Could the AI ​​bubble burst? Goldman Sachs’ position

On the other hand, Goldman Sachsanother well-known investment bank in the sector, adopts a more balanced position. While recognizing signs of overvaluation, he doesn’t think a bubble burst is around the corner.

In this regard, in fact, Peter Oppenheimermember of the board of directors of Goldman Sachs, said:

There are elements of investor behavior and market prices currently that rhyme with previous bubbles.

Despite this veiled optimism, Oppenheimer also added:

While it appears we are not yet in a bubble, high levels of market concentration and increased competition in the AI ​​space suggest that investors should continue to focus on diversification.

AI: between innovation and speculation

What emerges, beyond estimates and future predictions, is that the artificial intelligence sector is today at crossroads between innovation and speculation.

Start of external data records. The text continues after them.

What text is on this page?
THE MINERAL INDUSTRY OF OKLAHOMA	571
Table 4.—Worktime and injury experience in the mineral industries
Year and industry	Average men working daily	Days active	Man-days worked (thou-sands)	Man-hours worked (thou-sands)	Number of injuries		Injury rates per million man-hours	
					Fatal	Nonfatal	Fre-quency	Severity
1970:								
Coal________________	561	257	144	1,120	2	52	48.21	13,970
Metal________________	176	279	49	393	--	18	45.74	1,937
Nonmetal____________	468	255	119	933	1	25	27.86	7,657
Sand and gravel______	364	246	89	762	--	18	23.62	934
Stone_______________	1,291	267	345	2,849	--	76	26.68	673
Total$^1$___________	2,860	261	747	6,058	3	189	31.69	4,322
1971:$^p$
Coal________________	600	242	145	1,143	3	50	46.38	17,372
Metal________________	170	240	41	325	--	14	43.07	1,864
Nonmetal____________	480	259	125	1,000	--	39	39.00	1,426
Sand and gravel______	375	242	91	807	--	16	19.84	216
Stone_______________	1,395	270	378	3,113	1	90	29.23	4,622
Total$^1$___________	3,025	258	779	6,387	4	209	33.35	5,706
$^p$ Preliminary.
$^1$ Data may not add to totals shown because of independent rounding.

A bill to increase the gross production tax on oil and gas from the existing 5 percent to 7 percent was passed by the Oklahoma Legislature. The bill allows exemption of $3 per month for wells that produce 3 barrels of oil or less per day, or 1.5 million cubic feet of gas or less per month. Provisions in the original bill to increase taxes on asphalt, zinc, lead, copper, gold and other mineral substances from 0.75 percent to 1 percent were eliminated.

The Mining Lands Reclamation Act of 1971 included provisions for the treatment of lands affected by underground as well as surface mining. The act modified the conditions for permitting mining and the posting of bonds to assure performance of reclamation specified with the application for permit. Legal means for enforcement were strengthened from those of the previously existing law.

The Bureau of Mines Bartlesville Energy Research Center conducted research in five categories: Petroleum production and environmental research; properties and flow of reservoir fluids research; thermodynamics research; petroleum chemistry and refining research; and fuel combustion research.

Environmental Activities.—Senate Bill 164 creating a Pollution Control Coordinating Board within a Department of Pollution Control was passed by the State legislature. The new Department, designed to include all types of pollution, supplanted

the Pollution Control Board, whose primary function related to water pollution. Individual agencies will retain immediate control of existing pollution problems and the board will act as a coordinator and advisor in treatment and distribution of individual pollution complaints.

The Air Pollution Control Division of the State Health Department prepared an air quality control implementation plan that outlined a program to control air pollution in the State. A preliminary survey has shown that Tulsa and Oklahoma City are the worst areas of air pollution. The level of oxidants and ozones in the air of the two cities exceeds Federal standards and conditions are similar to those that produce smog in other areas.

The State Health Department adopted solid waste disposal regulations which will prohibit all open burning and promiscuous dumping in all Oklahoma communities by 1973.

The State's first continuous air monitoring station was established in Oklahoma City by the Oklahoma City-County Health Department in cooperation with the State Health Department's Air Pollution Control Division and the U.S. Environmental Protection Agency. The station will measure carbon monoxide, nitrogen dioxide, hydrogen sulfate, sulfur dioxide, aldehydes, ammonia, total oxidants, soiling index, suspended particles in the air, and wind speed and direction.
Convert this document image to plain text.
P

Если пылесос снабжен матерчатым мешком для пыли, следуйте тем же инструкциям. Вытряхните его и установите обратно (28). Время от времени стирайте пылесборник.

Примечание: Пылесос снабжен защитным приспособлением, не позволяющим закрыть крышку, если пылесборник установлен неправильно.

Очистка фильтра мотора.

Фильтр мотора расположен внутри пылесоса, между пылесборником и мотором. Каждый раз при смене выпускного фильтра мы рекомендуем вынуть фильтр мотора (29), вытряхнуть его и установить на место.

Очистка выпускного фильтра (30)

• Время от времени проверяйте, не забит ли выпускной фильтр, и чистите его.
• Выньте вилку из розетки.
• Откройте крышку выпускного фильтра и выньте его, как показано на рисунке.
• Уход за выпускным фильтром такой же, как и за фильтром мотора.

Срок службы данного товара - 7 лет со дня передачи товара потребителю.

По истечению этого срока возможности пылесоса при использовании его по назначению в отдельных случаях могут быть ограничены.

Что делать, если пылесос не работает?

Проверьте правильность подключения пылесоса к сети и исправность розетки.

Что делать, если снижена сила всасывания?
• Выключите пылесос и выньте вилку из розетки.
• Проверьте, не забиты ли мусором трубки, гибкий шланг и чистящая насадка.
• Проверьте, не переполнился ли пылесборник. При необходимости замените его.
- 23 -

The record numbers, stock market valuations and unprecedented capital inflows signal extraordinary confidence in the sector’s potential, but also an intrinsic vulnerability: if earnings expectations are not met, the correction could be abrupt. The key could therefore be to learn to distinguish between AI as a transformative technology (which will continue to evolve and find concrete applications) and AI as a financial phenomenonwhere enthusiasm risks inflating numbers and expectations far beyond economic reality.